I must confess that at first sight San Antonio was disappointing. What we had expected I do not know. What we found was a whitewashed village set on a rocky slope by an enclosed bay. The situation was delightful; but after the grandly characteristic city of Iviza this zealously whitewashed town, in spite of its antiquity, seemed insignificant and new.
Antonio, the friend whom Don Pepe sought, was away on his "possession." So while a willing messenger sped to fetch him, we visited the church. The cura was absent, though his lace-trimmed vestments—which, like the town, were white as the driven snow—were hanging to dry within the precincts by the church porch.
The church of San Antonio shares the attractive informality which is the distinctive feature of Ivizan architecture. It was once a fortress of defence against the Moors. From the flat roof we had a magnificent survey of the country about, saw the bay, which, like all the water about the island, abounds in fish, and the lighthouse, to which Don Pepe promised to take us, and the rough track up the solid rock towards the Cueva de Santa Inés, into whose recesses Antonio was going to guide us.
We had left the church and were moving in the direction of the lighthouse, when the padre's quick eyes noted a figure hastening towards us. The messenger had done his work. Antonio had returned.
The señor was in the prime of manhood and on the eve of marriage. After our other sightseeing was done, we were promised a glimpse of his chosen one—or, to speak quite correctly, of the damsel who had selected him; for, as I have said before, in Iviza it is the lady who chooses.

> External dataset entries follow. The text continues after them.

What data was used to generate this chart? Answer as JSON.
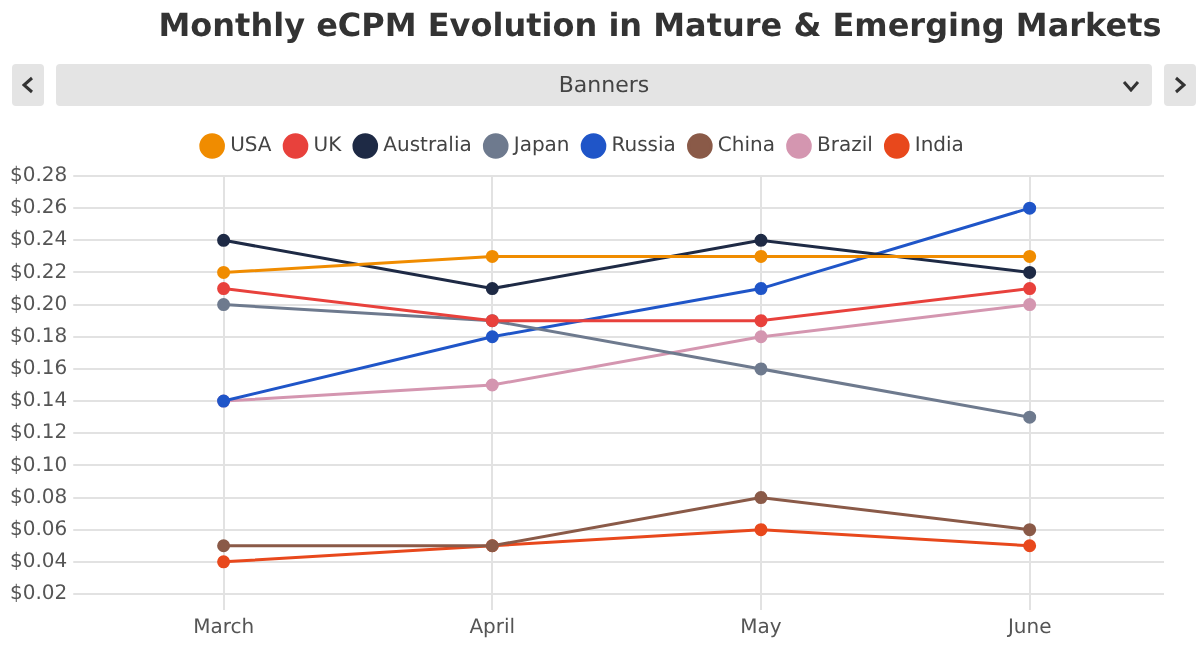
{
  "chart_data": {
    "type": "line",
    "title": "Monthly eCPM Evolution in Mature & Emerging Markets",
    "subtitle": "Banners",
    "categories": [
      "March",
      "April",
      "May",
      "June"
    ],
    "series": [
      {
        "name": "USA",
        "color": "#f08c00",
        "values": [
          0.22,
          0.23,
          0.23,
          0.23
        ]
      },
      {
        "name": "UK",
        "color": "#e8413c",
        "values": [
          0.21,
          0.19,
          0.19,
          0.21
        ]
      },
      {
        "name": "Australia",
        "color": "#1e2a45",
        "values": [
          0.24,
          0.21,
          0.24,
          0.22
        ]
      },
      {
        "name": "Japan",
        "color": "#6e7a8e",
        "values": [
          0.2,
          0.19,
          0.16,
          0.13
        ]
      },
      {
        "name": "Russia",
        "color": "#1f55c8",
        "values": [
          0.14,
          0.18,
          0.21,
          0.26
        ]
      },
      {
        "name": "China",
        "color": "#8a5a48",
        "values": [
          0.05,
          0.05,
          0.08,
          0.06
        ]
      },
      {
        "name": "Brazil",
        "color": "#d496b0",
        "values": [
          0.14,
          0.15,
          0.18,
          0.2
        ]
      },
      {
        "name": "India",
        "color": "#e8481c",
        "values": [
          0.04,
          0.05,
          0.06,
          0.05
        ]
      }
    ],
    "ylim": [
      0.02,
      0.28
    ],
    "yticks": [
      {
        "value": 0.02,
        "label": "$0.02"
      },
      {
        "value": 0.04,
        "label": "$0.04"
      },
      {
        "value": 0.06,
        "label": "$0.06"
      },
      {
        "value": 0.08,
        "label": "$0.08"
      },
      {
        "value": 0.1,
        "label": "$0.10"
      },
      {
        "value": 0.12,
        "label": "$0.12"
      },
      {
        "value": 0.14,
        "label": "$0.14"
      },
      {
        "value": 0.16,
        "label": "$0.16"
      },
      {
        "value": 0.18,
        "label": "$0.18"
      },
      {
        "value": 0.2,
        "label": "$0.20"
      },
      {
        "value": 0.22,
        "label": "$0.22"
      },
      {
        "value": 0.24,
        "label": "$0.24"
      },
      {
        "value": 0.26,
        "label": "$0.26"
      },
      {
        "value": 0.28,
        "label": "$0.28"
      }
    ],
    "grid": true,
    "legend": "top",
    "marker": "circle",
    "line_style": "solid"
  }
}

On the sunny bank near the lighthouse we encountered an interesting and venerable trio—the Alcalde, the Captain of the Port, who wore earrings, and the cura of San Antonio. With them also our padre was a favourite. The cura urged us to return to the curato and take coffee with him. But the afternoon was passing and there was still much to see.
So we said good-bye and left them with something of envy in our hearts, to resume their dawdle among the white flowering asters and butterflies, by the shores of the placid bay. Wherever their lives had been passed, they seemed at length to have found anchorage in a spot remote from the storms and dissensions that agitate and perplex the world.
The men walked the mile to the cave. I drove, but many times during the short journey I realized that it would have been far less exertion to walk. The road lay over wickedly disposed rock, and when my hat was not butting the canvas sides of the trap it was violently colliding with that of the driver, who, though he bounced up and down on his seat, still managed to preserve his air of imperturbable calm.
The story of this subterranean chapel is a curious and interesting one. It is believed that in the early years following the conquest, before the fortress was converted into a church, the inner chamber of the cave was used as a temple where Mass and other religious services were held. Some time later—probably towards the end of the sixteenth century—a wooden image of the martyred Saint Inés was discovered in the cave, an image that, though it was several times removed to the Church of San Antonio, always mysteriously reappeared in the cave. This was ultimately accepted as a sign that the saint desired her image to remain in the cave, which then received her name.